At this point I turned my back and walked away from them both, I was trying not to laugh out loud. I wasn’t laughing at my neighbour so much as laughing at my mirror. How many times had I reacted just like this? Lashing out at whoever I could, because I couldn’t face myself. Having to blame anyone or everyone for me being unable or unwilling to face me and take full responsibility. With a very big smile on my face, I laughed at this situation and my reflection. This was all ego. The mind reacting in ignorance and I was blessed to have this pushed right in my face at that very moment. This was a lesson for me! As always the people who we bring into our lives are our lessons and if we take the time to look in the mirror we see our reflection. That is awareness!
The Awareness Of Sensations And Impermanence
Each time we sat in meditations we were now observing our own body’s sensations. Some were itches, others painful, some zaps, a few tingles and many others I couldn’t put a name to, as I’d never felt them before. I was astounded at the amount of different sensations going through my body when I sat still and silent for an hour at a time.
The most amazing experience is seeing that your mind is in constant reaction. You feel pain, you want to get rid of that pain – aversion, trying to avoid. If you have a tingle you want more of that lovely sensation – craving and clinging, trying to hang onto it. This is such an ignorant reaction because intellectually we know that everything changes and is impermanent – Anicca. At every moment subatomic particles, which the body is composed of, arise and pass away as S.N. Goenka says. Yet we try and hold onto impermanence!!
If we just learn to be in the moment, knowing it shall pass and not cling, or try to avoid, by just observing, we free ourselves of ignorance and suffering.
At the end of each day we had discourse.
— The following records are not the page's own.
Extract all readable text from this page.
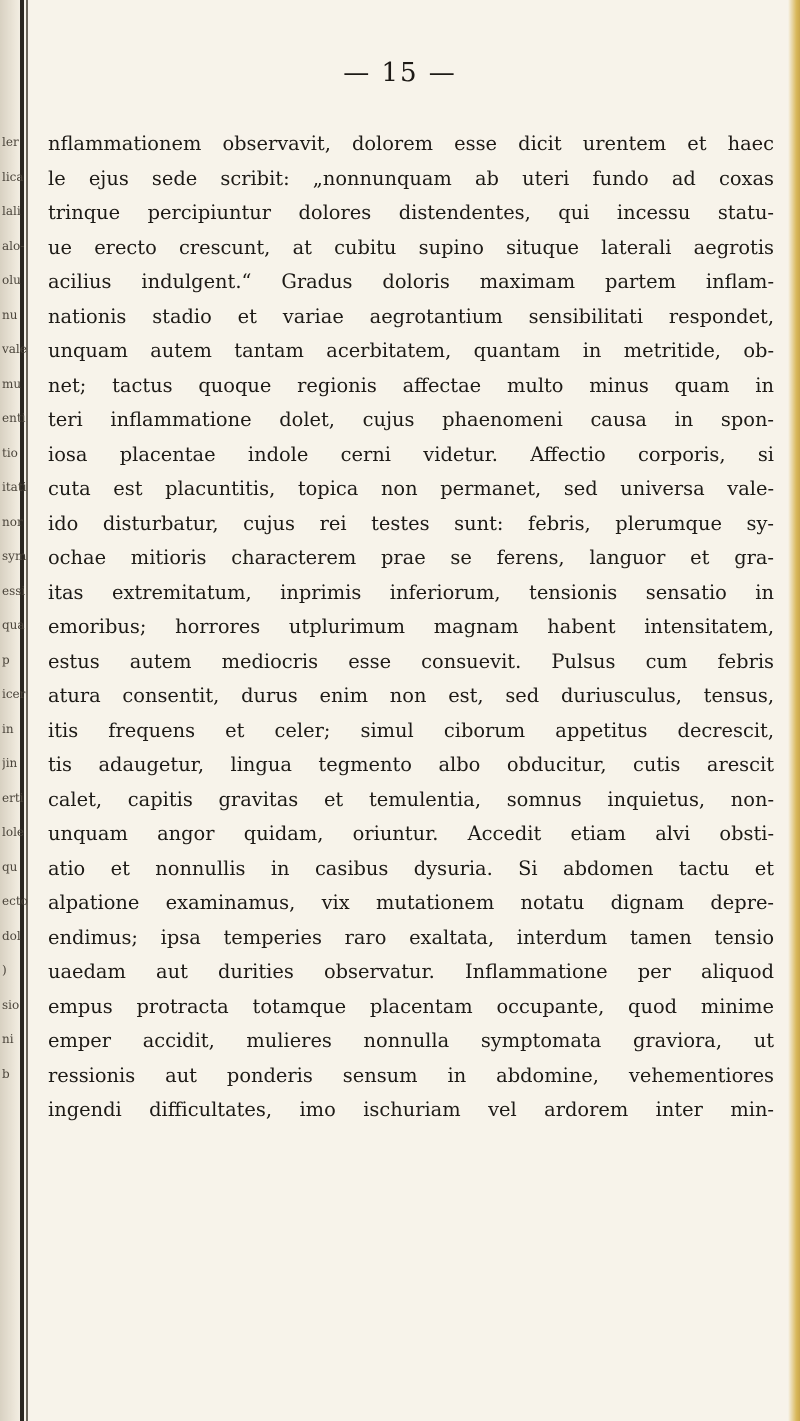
— 15 —
ler
lica
lali
alo-
olu
nu
vale
mu
enti
tio
itati
nor
sym
essi
qua
p
icer
in
jin
erti
lole
qu
ecto
dol
)
sio
ni
b
nflammationem observavit, dolorem esse dicit urentem et haec
le ejus sede scribit: „nonnunquam ab uteri fundo ad coxas
trinque percipiuntur dolores distendentes, qui incessu statu-
ue erecto crescunt, at cubitu supino situque laterali aegrotis
acilius indulgent.“ Gradus doloris maximam partem inflam-
nationis stadio et variae aegrotantium sensibilitati respondet,
unquam autem tantam acerbitatem, quantam in metritide, ob-
net; tactus quoque regionis affectae multo minus quam in
teri inflammatione dolet, cujus phaenomeni causa in spon-
iosa placentae indole cerni videtur. Affectio corporis, si
cuta est placuntitis, topica non permanet, sed universa vale-
ido disturbatur, cujus rei testes sunt: febris, plerumque sy-
ochae mitioris characterem prae se ferens, languor et gra-
itas extremitatum, inprimis inferiorum, tensionis sensatio in
emoribus; horrores utplurimum magnam habent intensitatem,
estus autem mediocris esse consuevit. Pulsus cum febris
atura consentit, durus enim non est, sed duriusculus, tensus,
itis frequens et celer; simul ciborum appetitus decrescit,
tis adaugetur, lingua tegmento albo obducitur, cutis arescit
calet, capitis gravitas et temulentia, somnus inquietus, non-
unquam angor quidam, oriuntur. Accedit etiam alvi obsti-
atio et nonnullis in casibus dysuria. Si abdomen tactu et
alpatione examinamus, vix mutationem notatu dignam depre-
endimus; ipsa temperies raro exaltata, interdum tamen tensio
uaedam aut durities observatur. Inflammatione per aliquod
empus protracta totamque placentam occupante, quod minime
emper accidit, mulieres nonnulla symptomata graviora, ut
ressionis aut ponderis sensum in abdomine, vehementiores
ingendi difficultates, imo ischuriam vel ardorem inter min-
This is the explanation/the teaching of the meditation in parables, funny stories, to help us understand, as taught to us by S.N. Goenka, born in Myanmar (Burma) in the tradition of Sayagyi U Ba Khin. He was responsible for initiating the building of centres around the world, to help spreading this Vipassana technique in its purist form.
This is where we learned the science of Vipassana; the non sectarian, liberation of all suffering through equanimity (balance) of the mind, transforming our misery into happiness, purifying the mind and finding liberation from ignorance to enlightenment, also finding peace and harmony within.
All this through our own body’s unique experiential journey. The teaching is of Dhamma – the art of living, the law of nature, the law of liberation, not anything religious just a method to “know thy self” and give of self to others – service.
For me Dhamma is that law of nature that we all rise to when we find tragedy and adversity in life. We hear and see people reaching out and helping others in amazing ways when tragedy strikes. It is our nature, our way of being as human beings, the natural way, to be of service to others without thought! It’s just that we forget all about that when we allowed the mind to take over those sensations and override them with aversion or cravings. So to live a life of Dhamma we follow a moral code of nature/the cosmos!
I loved these sessions at the end of the day, as my enquiring, thirsting for knowledge mind, was always ready for the explanation of what I had experienced that day. He was a great teacher. Unfortunately Mr Geonka (1924-2013) is now departed from this earthly plain but forever mortal in the teachings…thanks to recordings and video!
I was really starting to fully understand not just intellectually but through my own experience, just how ignorant I have been and for so long. I didn’t want to be ignorant any longer, which motivated me to practice and learn and grow. The idea of Vipassana being a new way of life was becoming even stronger.